Hans Weinreich (1480/1490–1566) was a publisher and printer of German, Lithuanian and Polish language books in the first half of the sixteenth century. Weinreich was originally from Danzig (Gdańsk) in Royal Prussia, Kingdom of Poland, and then moved to Königsberg (Królewiec) in Ducal Prussia at the invitation of Albert of Prussia.

==Biography==
Weinreich was most likely born in Danzig sometime between 1480 and 1490, to a well-to-do family. His grandfather shared his name and had four sons, of whom one was Hans' father.

Weinreich's printshop in Königsberg was supposedly located by the castle steps in the city's Old Town.

==Printing activity==

Weinreich issued his first works in either 1512 or 1513 and moved to Königsberg in 1524. In 1524 he began issuing works in Polish. In 1530 Weinreich published the first translation of Luther's Small Catechism made by an anonymous author. However, the language of the translation was poor, and in 1533 Weinreich printed a second edition made by the Polish philologist Liboriusz Schadlika. Weinreich also issued several works by the Polish Lutheran theologian and translator Jan Seklucjan, although some of these were actually translations done by Stanisław Murzynowski. The published works were translations into Polish of the New Testament and the Catechism, as well as literature and song books. Seklucjan's works printed by Weinreich included the first Polish language hymnal.
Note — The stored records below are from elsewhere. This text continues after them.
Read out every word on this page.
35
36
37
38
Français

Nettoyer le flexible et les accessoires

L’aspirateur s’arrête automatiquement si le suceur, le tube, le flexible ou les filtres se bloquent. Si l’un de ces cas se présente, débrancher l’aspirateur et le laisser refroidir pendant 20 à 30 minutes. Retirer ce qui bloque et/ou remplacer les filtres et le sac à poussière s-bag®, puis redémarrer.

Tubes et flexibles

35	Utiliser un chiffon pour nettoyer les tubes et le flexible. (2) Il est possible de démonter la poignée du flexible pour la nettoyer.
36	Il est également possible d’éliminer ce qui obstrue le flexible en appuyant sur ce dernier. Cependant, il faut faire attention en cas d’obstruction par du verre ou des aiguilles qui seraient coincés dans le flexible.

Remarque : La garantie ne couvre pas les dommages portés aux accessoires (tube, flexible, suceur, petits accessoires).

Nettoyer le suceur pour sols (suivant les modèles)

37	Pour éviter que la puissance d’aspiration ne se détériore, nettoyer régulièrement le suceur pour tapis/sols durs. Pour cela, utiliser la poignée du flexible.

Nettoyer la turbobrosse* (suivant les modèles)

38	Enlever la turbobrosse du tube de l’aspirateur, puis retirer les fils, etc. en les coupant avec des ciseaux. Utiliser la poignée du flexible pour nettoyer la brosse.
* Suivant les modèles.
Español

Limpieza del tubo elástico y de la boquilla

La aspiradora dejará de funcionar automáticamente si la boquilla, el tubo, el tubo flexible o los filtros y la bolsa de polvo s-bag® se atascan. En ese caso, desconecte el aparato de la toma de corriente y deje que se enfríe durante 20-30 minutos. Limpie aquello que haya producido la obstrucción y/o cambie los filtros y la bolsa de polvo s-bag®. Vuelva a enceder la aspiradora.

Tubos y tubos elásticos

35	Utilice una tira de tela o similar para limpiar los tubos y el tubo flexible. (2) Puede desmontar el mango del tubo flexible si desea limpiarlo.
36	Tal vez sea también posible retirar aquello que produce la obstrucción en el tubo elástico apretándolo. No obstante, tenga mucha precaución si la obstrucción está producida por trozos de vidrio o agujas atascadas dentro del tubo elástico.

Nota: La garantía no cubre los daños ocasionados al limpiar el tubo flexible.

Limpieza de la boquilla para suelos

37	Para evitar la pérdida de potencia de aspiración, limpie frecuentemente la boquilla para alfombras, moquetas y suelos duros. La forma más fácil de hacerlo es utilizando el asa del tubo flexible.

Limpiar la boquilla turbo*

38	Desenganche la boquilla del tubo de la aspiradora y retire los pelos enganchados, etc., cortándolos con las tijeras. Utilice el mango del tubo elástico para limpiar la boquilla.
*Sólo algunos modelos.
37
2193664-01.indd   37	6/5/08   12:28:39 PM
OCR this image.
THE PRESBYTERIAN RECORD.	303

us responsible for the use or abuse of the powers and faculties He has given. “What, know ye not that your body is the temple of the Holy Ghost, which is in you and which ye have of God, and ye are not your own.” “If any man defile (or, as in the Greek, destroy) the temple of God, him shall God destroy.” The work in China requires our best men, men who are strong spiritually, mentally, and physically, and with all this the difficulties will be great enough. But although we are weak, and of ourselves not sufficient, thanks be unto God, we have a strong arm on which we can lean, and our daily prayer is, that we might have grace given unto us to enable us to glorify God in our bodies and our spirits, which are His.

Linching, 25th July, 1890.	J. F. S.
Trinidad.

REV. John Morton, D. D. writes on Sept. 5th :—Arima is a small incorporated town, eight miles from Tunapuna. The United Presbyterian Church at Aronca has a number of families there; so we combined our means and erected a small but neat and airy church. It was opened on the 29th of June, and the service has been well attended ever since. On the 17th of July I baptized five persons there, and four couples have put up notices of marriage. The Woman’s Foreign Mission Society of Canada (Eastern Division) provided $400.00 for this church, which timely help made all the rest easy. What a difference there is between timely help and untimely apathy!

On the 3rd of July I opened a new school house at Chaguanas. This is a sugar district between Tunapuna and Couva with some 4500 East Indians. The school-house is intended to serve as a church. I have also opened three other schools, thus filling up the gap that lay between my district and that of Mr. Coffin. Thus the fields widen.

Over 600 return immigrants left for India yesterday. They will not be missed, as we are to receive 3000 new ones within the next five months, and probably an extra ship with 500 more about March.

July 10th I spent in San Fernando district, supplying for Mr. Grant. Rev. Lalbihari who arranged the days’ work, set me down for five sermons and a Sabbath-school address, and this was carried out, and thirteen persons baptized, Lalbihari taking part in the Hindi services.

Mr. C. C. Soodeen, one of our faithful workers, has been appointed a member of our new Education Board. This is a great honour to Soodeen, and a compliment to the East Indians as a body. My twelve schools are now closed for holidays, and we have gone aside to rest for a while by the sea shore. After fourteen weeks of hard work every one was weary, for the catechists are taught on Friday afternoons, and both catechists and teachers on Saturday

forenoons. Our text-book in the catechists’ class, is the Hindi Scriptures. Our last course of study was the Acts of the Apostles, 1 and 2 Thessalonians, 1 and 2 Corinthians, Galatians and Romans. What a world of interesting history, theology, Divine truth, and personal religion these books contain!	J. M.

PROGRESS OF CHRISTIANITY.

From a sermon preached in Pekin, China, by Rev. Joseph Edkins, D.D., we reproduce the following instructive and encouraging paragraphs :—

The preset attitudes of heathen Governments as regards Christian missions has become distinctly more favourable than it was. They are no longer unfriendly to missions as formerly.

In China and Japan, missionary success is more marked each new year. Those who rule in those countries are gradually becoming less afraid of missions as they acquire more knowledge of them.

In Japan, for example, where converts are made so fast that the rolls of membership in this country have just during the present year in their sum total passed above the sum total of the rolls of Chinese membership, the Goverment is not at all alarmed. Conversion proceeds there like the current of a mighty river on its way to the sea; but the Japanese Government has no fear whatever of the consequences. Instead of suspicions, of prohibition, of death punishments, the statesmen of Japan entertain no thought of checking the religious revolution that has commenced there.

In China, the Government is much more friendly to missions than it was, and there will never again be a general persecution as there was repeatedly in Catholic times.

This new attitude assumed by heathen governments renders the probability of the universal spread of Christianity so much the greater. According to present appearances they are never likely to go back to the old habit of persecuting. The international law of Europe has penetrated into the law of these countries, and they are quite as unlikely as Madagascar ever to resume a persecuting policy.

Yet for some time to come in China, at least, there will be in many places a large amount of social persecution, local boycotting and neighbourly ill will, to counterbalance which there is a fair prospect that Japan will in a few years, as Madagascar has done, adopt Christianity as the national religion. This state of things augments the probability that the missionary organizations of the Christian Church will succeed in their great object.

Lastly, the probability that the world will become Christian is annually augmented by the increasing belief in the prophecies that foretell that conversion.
Weinreich also printed the first Lithuanian language and Old Prussian language books while in Königsberg, with the former being a translation of Martin Luther's Catechism by Martynas Mažvydas. The first print run of Mažvydas' work numbered between 200 and 300, although only one known copy has survived.

Between 1524 and 1553 Weinreich printed 103 works, of which 59 were in German, 27 in Latin, 13 in Polish and four in either Prussian or Lithuanian.